Con una convicción endeble estaba decidido a no hacerle el amor. Mi corazón, tibio todavía de la última relación, me pedía un respiro, me pedía dejarla ir a la otra primero, que perderme en una piernas nuevas. Una cena entre amigos, nada de intimidades entre ella y yo.
Comimos y luego abrimos el vino. Tengo un problema con el vino: cada que lo bebo mis manos toman vida propia y buscan caricias en brazos ajenos. No sé cuándo, pero la luz estaba apagada, la sonrisas latentes, y yo acariciaba su tobillo debajo de la mesa. Y me resistía en mis pensamientos. No va a pasar nada. Se lo tengo que decir.
El vino la sonrojó, a mí me instaba a llevarme la contraria. Tantas veces he retorcido mis designios, pero esta vez estaba seguro que yo tenía la razón, y ninguna suspicacia de mí mismo podía interferir en mis planes de ser un hombre íntegro.

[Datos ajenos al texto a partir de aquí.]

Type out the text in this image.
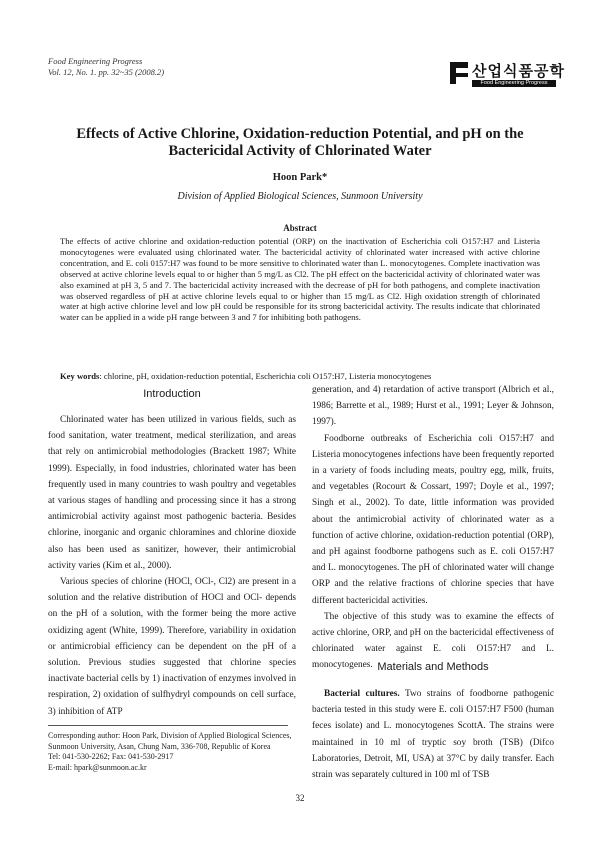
Food Engineering Progress
Vol. 12, No. 1. pp. 32~35 (2008.2)	산업식품공학
Food Engineering Progress
Effects of Active Chlorine, Oxidation-reduction Potential, and pH on the Bactericidal Activity of Chlorinated Water
Hoon Park*
Division of Applied Biological Sciences, Sunmoon University
Abstract
The effects of active chlorine and oxidation-reduction potential (ORP) on the inactivation of Escherichia coli O157:H7 and Listeria monocytogenes were evaluated using chlorinated water. The bactericidal activity of chlorinated water increased with active chlorine concentration, and E. coli 0157:H7 was found to be more sensitive to chlorinated water than L. monocytogenes. Complete inactivation was observed at active chlorine levels equal to or higher than 5 mg/L as Cl2. The pH effect on the bactericidal activity of chlorinated water was also examined at pH 3, 5 and 7. The bactericidal activity increased with the decrease of pH for both pathogens, and complete inactivation was observed regardless of pH at active chlorine levels equal to or higher than 15 mg/L as Cl2. High oxidation strength of chlorinated water at high active chlorine level and low pH could be responsible for its strong bactericidal activity. The results indicate that chlorinated water can be applied in a wide pH range between 3 and 7 for inhibiting both pathogens.
Key words: chlorine, pH, oxidation-reduction potential, Escherichia coli O157:H7, Listeria monocytogenes
Introduction

Chlorinated water has been utilized in various fields, such as food sanitation, water treatment, medical sterilization, and areas that rely on antimicrobial methodologies (Brackett 1987; White 1999). Especially, in food industries, chlorinated water has been frequently used in many countries to wash poultry and vegetables at various stages of handling and processing since it has a strong antimicrobial activity against most pathogenic bacteria. Besides chlorine, inorganic and organic chloramines and chlorine dioxide also has been used as sanitizer, however, their antimicrobial activity varies (Kim et al., 2000).

Various species of chlorine (HOCl, OCl-, Cl2) are present in a solution and the relative distribution of HOCl and OCl- depends on the pH of a solution, with the former being the more active oxidizing agent (White, 1999). Therefore, variability in oxidation or antimicrobial efficiency can be dependent on the pH of a solution. Previous studies suggested that chlorine species inactivate bacterial cells by 1) inactivation of enzymes involved in respiration, 2) oxidation of sulfhydryl compounds on cell surface, 3) inhibition of ATP

generation, and 4) retardation of active transport (Albrich et al., 1986; Barrette et al., 1989; Hurst et al., 1991; Leyer & Johnson, 1997).

Foodborne outbreaks of Escherichia coli O157:H7 and Listeria monocytogenes infections have been frequently reported in a variety of foods including meats, poultry egg, milk, fruits, and vegetables (Rocourt & Cossart, 1997; Doyle et al., 1997; Singh et al., 2002). To date, little information was provided about the antimicrobial activity of chlorinated water as a function of active chlorine, oxidation-reduction potential (ORP), and pH against foodborne pathogens such as E. coli O157:H7 and L. monocytogenes. The pH of chlorinated water will change ORP and the relative fractions of chlorine species that have different bactericidal activities.

The objective of this study was to examine the effects of active chlorine, ORP, and pH on the bactericidal effectiveness of chlorinated water against E. coli O157:H7 and L. monocytogenes. Materials and Methods

Bacterial cultures. Two strains of foodborne pathogenic bacteria tested in this study were E. coli O157:H7 F500 (human feces isolate) and L. monocytogenes ScottA. The strains were maintained in 10 ml of tryptic soy broth (TSB) (Difco Laboratories, Detroit, MI, USA) at 37°C by daily transfer. Each strain was separately cultured in 100 ml of TSB

Corresponding author: Hoon Park, Division of Applied Biological Sciences, Sunmoon University, Asan, Chung Nam, 336-708, Republic of Korea
Tel: 041-530-2262; Fax: 041-530-2917
E-mail: hpark@sunmoon.ac.kr
32
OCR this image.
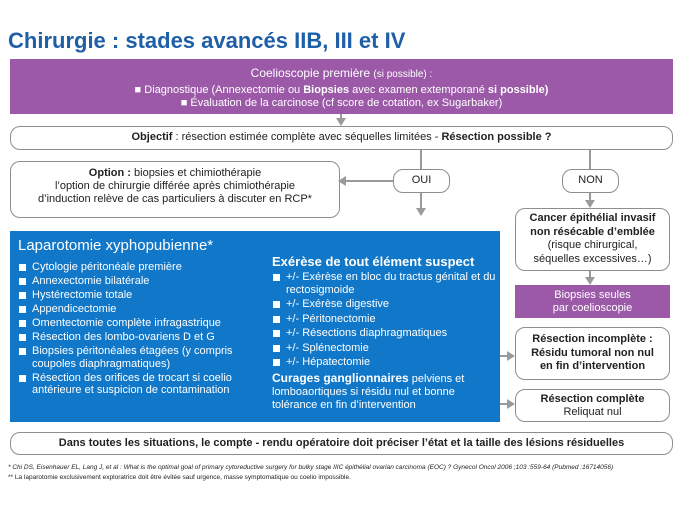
Chirurgie : stades avancés IIB, III et IV
Coelioscopie première (si possible) :
■ Diagnostique (Annexectomie ou Biopsies avec examen extemporané si possible)
■ Évaluation de la carcinose (cf score de cotation, ex Sugarbaker)
Objectif : résection estimée complète avec séquelles limitées - Résection possible ?
Option : biopsies et chimiothérapie
l’option de chirurgie différée après chimiothérapie
d’induction relève de cas particuliers à discuter en RCP*
OUI	NON
Cancer épithélial invasif
non résécable d’emblée
(risque chirurgical,
séquelles excessives…)
Biopsies seules
par coelioscopie
Laparotomie xyphopubienne*
Cytologie péritonéale première
Annexectomie bilatérale
Hystérectomie totale
Appendicectomie
Omentectomie complète infragastrique
Résection des lombo-ovariens D et G
Biopsies péritonéales étagées (y compris coupoles diaphragmatiques)
Résection des orifices de trocart si coelio antérieure et suspicion de contamination
Exérèse de tout élément suspect
+/- Exérèse en bloc du tractus génital et du rectosigmoide
+/- Exérèse digestive
+/- Péritonectomie
+/- Résections diaphragmatiques
+/- Splénectomie
+/- Hépatectomie
Curages ganglionnaires pelviens et lomboaortiques si résidu nul et bonne tolérance en fin d’intervention
Résection incomplète :
Résidu tumoral non nul
en fin d’intervention
Résection complète
Reliquat nul
Dans toutes les situations, le compte - rendu opératoire doit préciser l’état et la taille des lésions résiduelles
* Chi DS, Eisenhauer EL, Lang J, et al : What is the optimal goal of primary cytoreductive surgery for bulky stage IIIC épithélial ovarian carcinoma (EOC) ? Gynecol Oncol 2006 ;103 :559-64 (Pubmed :16714056)
** La laparotomie exclusivement exploratrice doit être évitée sauf urgence, masse symptomatique ou coelio impossible.
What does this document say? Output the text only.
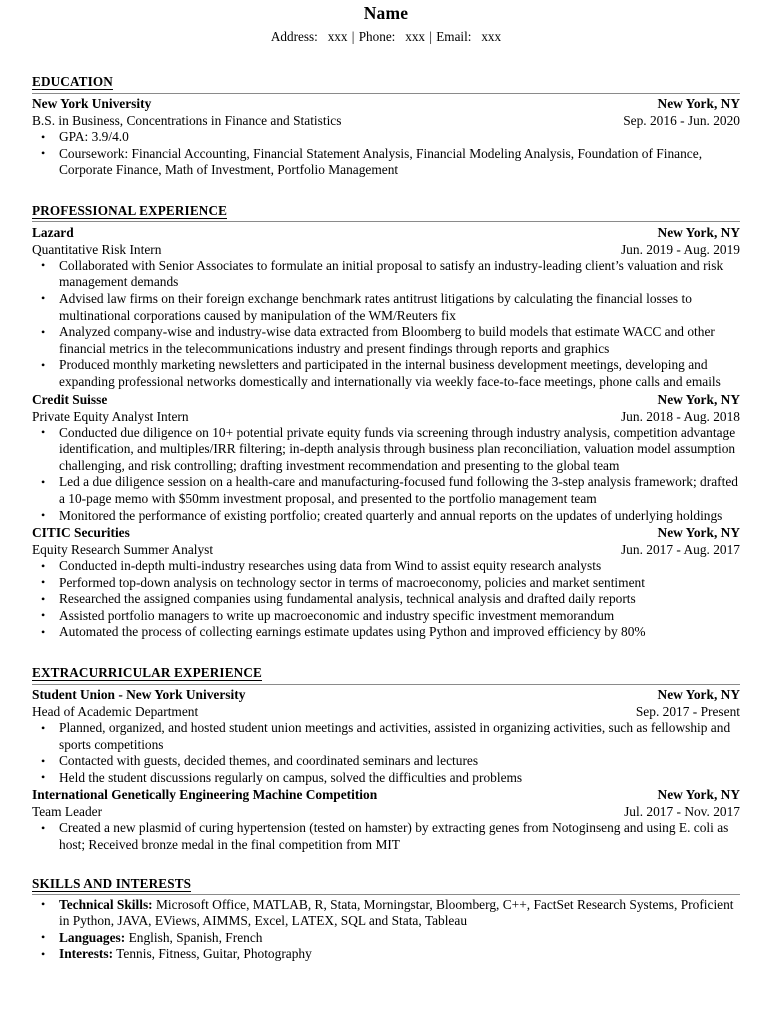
Name
Address: xxx | Phone: xxx | Email: xxx
EDUCATION
New York University	New York, NY
B.S. in Business, Concentrations in Finance and Statistics	Sep. 2016 - Jun. 2020
• GPA: 3.9/4.0
• Coursework: Financial Accounting, Financial Statement Analysis, Financial Modeling Analysis, Foundation of Finance, Corporate Finance, Math of Investment, Portfolio Management
PROFESSIONAL EXPERIENCE
Lazard	New York, NY
Quantitative Risk Intern	Jun. 2019 - Aug. 2019
• Collaborated with Senior Associates to formulate an initial proposal to satisfy an industry-leading client’s valuation and risk management demands
• Advised law firms on their foreign exchange benchmark rates antitrust litigations by calculating the financial losses to multinational corporations caused by manipulation of the WM/Reuters fix
• Analyzed company-wise and industry-wise data extracted from Bloomberg to build models that estimate WACC and other financial metrics in the telecommunications industry and present findings through reports and graphics
• Produced monthly marketing newsletters and participated in the internal business development meetings, developing and expanding professional networks domestically and internationally via weekly face-to-face meetings, phone calls and emails
Credit Suisse	New York, NY
Private Equity Analyst Intern	Jun. 2018 - Aug. 2018
• Conducted due diligence on 10+ potential private equity funds via screening through industry analysis, competition advantage identification, and multiples/IRR filtering; in-depth analysis through business plan reconciliation, valuation model assumption challenging, and risk controlling; drafting investment recommendation and presenting to the global team
• Led a due diligence session on a health-care and manufacturing-focused fund following the 3-step analysis framework; drafted a 10-page memo with $50mm investment proposal, and presented to the portfolio management team
• Monitored the performance of existing portfolio; created quarterly and annual reports on the updates of underlying holdings
CITIC Securities	New York, NY
Equity Research Summer Analyst	Jun. 2017 - Aug. 2017
• Conducted in-depth multi-industry researches using data from Wind to assist equity research analysts
• Performed top-down analysis on technology sector in terms of macroeconomy, policies and market sentiment
• Researched the assigned companies using fundamental analysis, technical analysis and drafted daily reports
• Assisted portfolio managers to write up macroeconomic and industry specific investment memorandum
• Automated the process of collecting earnings estimate updates using Python and improved efficiency by 80%
EXTRACURRICULAR EXPERIENCE
Student Union - New York University	New York, NY
Head of Academic Department	Sep. 2017 - Present
• Planned, organized, and hosted student union meetings and activities, assisted in organizing activities, such as fellowship and sports competitions
• Contacted with guests, decided themes, and coordinated seminars and lectures
• Held the student discussions regularly on campus, solved the difficulties and problems
International Genetically Engineering Machine Competition	New York, NY
Team Leader	Jul. 2017 - Nov. 2017
• Created a new plasmid of curing hypertension (tested on hamster) by extracting genes from Notoginseng and using E. coli as host; Received bronze medal in the final competition from MIT
SKILLS AND INTERESTS
• Technical Skills: Microsoft Office, MATLAB, R, Stata, Morningstar, Bloomberg, C++, FactSet Research Systems, Proficient in Python, JAVA, EViews, AIMMS, Excel, LATEX, SQL and Stata, Tableau
• Languages: English, Spanish, French
• Interests: Tennis, Fitness, Guitar, Photography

A cuento de no sé qué la sala empezó a estar vacía. Los ojos de Jaco me preguntaban si me quedaba durmiendo con ella. Mis cejas fruncidas le susurraban que no. Solo estábamos los tres y Jaco fue a mear. La vi a ella desfilando hacia mí con ojos luciferinos que prometían avernos y olvidos de purgatorio. Me arrancó mis certezas con un beso endiablado, y cuando Jaco me invitó a volver a casa, le di el vino y le dije: buenas noches.
Caí en su cama y la mañana siguiente me dije, “esta fue la primera y última vez”. Y como es bien sabido, mis voluntades frágiles me llevaron a romper esa declaración y a infringir mis ganas de ser un hombre íntegro unas cincuenta veces.
Nota para el lector: No confíe más en los pensamientos que visten corbatas y seguridades.